Environmental

Calls for government to strike while green iron is hot

Australia could eventually export $400 billion in green iron, but new research demonstrates there are significant market and policy failings standing in the way.

According to The Superpower Institute, green iron produced in Australia could compete with fossil fuel-based production if government policies were improved.

Currently, Australia exports about $85 billion in iron ore per year.

It said there are three key failings preventing the green iron industry from reaching its full potential. These are: lack of an international price on carbon emissions; inadequate incentives for innovation and early investment; and underinvestment in critical infrastructure.

"The failures we outline aren't simply theoretical - they are actively preventing investment decisions right now.  Projects worth billions of dollars and thousands of jobs are stalled because these market failures make the economics unworkable without policy intervention," The Superpower Institute chair Rod Sims said.

"The onus is now on the government: there is a substantial prize in play if the right policies, grounded in the National Interest Framework, are adopted.

"Green iron is the next great chapter in Australia's export story. As the world decarbonises, our fossil fuel exports will inevitably decline. But by using our unparalleled renewable energy resources to make green iron, we can replace those exports with high value, zero carbon products that the world will need."

According to the research, Australia's green iron producers are disadvantaged because the lack of an international carbon price "distorts the international market for iron products, and creates and inefficient advantage for fossil-fuel based products."

Drawing on modelling across key production regions - the Pilbara, Geraldton, Kwinana, Eyre Peninsula, and Gladstone - the institute found that if iron producers paid the expected EU carbon price in 2030 then the cost of fossil fuel-based production would soar and the green premium would shrink.
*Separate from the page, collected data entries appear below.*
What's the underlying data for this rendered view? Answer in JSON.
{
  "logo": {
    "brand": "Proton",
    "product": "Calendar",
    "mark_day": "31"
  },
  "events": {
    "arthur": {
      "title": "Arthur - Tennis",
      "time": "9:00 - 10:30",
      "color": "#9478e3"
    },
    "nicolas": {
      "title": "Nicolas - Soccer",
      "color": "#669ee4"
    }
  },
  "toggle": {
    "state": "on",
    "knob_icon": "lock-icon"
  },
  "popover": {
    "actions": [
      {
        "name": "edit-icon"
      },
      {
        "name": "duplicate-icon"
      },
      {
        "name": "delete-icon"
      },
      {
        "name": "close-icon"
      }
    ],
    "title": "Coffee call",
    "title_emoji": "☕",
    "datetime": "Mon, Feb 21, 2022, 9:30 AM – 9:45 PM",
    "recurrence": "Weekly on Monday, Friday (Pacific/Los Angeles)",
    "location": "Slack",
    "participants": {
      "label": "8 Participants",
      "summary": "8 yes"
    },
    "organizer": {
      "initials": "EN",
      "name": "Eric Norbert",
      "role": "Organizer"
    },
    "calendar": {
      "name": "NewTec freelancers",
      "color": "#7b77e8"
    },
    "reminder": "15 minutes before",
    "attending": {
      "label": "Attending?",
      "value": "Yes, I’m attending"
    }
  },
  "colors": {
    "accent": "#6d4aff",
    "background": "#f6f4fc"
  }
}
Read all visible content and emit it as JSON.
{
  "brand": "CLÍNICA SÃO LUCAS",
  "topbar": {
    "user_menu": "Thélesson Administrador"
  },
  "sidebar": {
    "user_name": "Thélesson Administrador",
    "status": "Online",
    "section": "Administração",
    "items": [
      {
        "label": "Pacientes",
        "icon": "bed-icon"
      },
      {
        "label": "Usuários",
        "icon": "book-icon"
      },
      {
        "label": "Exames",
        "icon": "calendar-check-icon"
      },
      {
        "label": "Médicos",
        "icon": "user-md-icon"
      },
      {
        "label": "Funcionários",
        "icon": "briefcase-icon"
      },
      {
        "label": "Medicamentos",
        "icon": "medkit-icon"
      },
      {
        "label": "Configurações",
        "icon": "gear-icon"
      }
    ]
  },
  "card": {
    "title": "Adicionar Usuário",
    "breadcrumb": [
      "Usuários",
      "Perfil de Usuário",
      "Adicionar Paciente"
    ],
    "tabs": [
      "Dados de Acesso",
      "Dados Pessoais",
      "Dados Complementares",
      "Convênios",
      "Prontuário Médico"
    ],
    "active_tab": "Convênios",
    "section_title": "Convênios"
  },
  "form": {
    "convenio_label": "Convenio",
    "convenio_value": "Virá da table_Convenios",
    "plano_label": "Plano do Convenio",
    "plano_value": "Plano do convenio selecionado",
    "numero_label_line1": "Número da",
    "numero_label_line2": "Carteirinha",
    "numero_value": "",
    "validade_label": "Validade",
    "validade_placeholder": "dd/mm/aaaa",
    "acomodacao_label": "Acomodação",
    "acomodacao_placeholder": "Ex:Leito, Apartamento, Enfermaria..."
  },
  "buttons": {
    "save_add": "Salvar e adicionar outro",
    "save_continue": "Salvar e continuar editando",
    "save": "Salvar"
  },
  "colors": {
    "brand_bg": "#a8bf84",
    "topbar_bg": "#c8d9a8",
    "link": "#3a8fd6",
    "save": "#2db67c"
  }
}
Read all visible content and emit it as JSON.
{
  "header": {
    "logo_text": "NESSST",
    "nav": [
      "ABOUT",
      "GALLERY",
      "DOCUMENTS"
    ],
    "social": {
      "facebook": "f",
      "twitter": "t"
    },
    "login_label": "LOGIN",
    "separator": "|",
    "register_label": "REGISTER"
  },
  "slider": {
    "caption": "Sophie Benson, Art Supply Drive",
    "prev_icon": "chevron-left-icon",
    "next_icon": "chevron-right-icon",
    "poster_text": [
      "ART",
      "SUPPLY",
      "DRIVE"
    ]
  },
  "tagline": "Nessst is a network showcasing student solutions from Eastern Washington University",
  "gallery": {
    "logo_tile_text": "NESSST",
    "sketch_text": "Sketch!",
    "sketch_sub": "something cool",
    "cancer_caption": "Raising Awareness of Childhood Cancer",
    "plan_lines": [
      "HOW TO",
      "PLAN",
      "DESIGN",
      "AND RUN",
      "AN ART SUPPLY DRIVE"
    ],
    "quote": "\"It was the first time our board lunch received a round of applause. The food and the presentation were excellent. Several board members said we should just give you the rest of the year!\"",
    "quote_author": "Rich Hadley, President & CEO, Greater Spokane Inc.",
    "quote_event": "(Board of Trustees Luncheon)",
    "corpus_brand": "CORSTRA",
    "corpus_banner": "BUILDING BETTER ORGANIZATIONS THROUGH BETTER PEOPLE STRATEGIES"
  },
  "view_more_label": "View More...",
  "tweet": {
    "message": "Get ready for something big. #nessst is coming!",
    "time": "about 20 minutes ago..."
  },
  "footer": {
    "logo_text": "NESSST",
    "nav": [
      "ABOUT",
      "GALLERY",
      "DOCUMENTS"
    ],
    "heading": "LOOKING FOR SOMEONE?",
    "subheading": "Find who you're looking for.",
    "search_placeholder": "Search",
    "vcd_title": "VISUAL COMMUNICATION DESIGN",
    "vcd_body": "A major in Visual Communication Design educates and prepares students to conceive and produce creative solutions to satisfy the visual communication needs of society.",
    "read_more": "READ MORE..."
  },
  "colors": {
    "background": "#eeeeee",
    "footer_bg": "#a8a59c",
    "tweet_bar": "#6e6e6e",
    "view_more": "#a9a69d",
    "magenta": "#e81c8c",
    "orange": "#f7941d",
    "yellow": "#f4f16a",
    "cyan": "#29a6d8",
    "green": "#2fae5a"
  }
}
The current EU carbon price is $155 a tonne.

The institute gave several recommendations of how to address the issues hampering green iron's potential. These include:

  • Introducing a green iron production tax credit of at least $170 per tonne that would simulate a carbon price.
  • Provide up to 30% of the capital needed to accelerate early-stage green iron projects.
  • Have the government invest in key infrastructure, like hydrogen pipelines.
  • Engage offshore to boost demand for green iron from the likes of Japan and China.
"Australia has long played a pivotal role in global energy trade. With the right policies, we can continue that role in the zero-carbon era - starting with exporting energy embedded in green iron. This is a nation building opportunity on the scale of post war reconstruction. We can lay the foundations now for full employment, rising incomes and a stronger, more resilient economy for decades to come," The Superpower Institute chief executive Baethan Mullen said.

"The global race to secure green iron production is already underway. Countries that move first to address these market failures will capture market share, technology leadership, and decades of economic benefits. We have a once-in-a-generation opportunity, but the window for action is closing."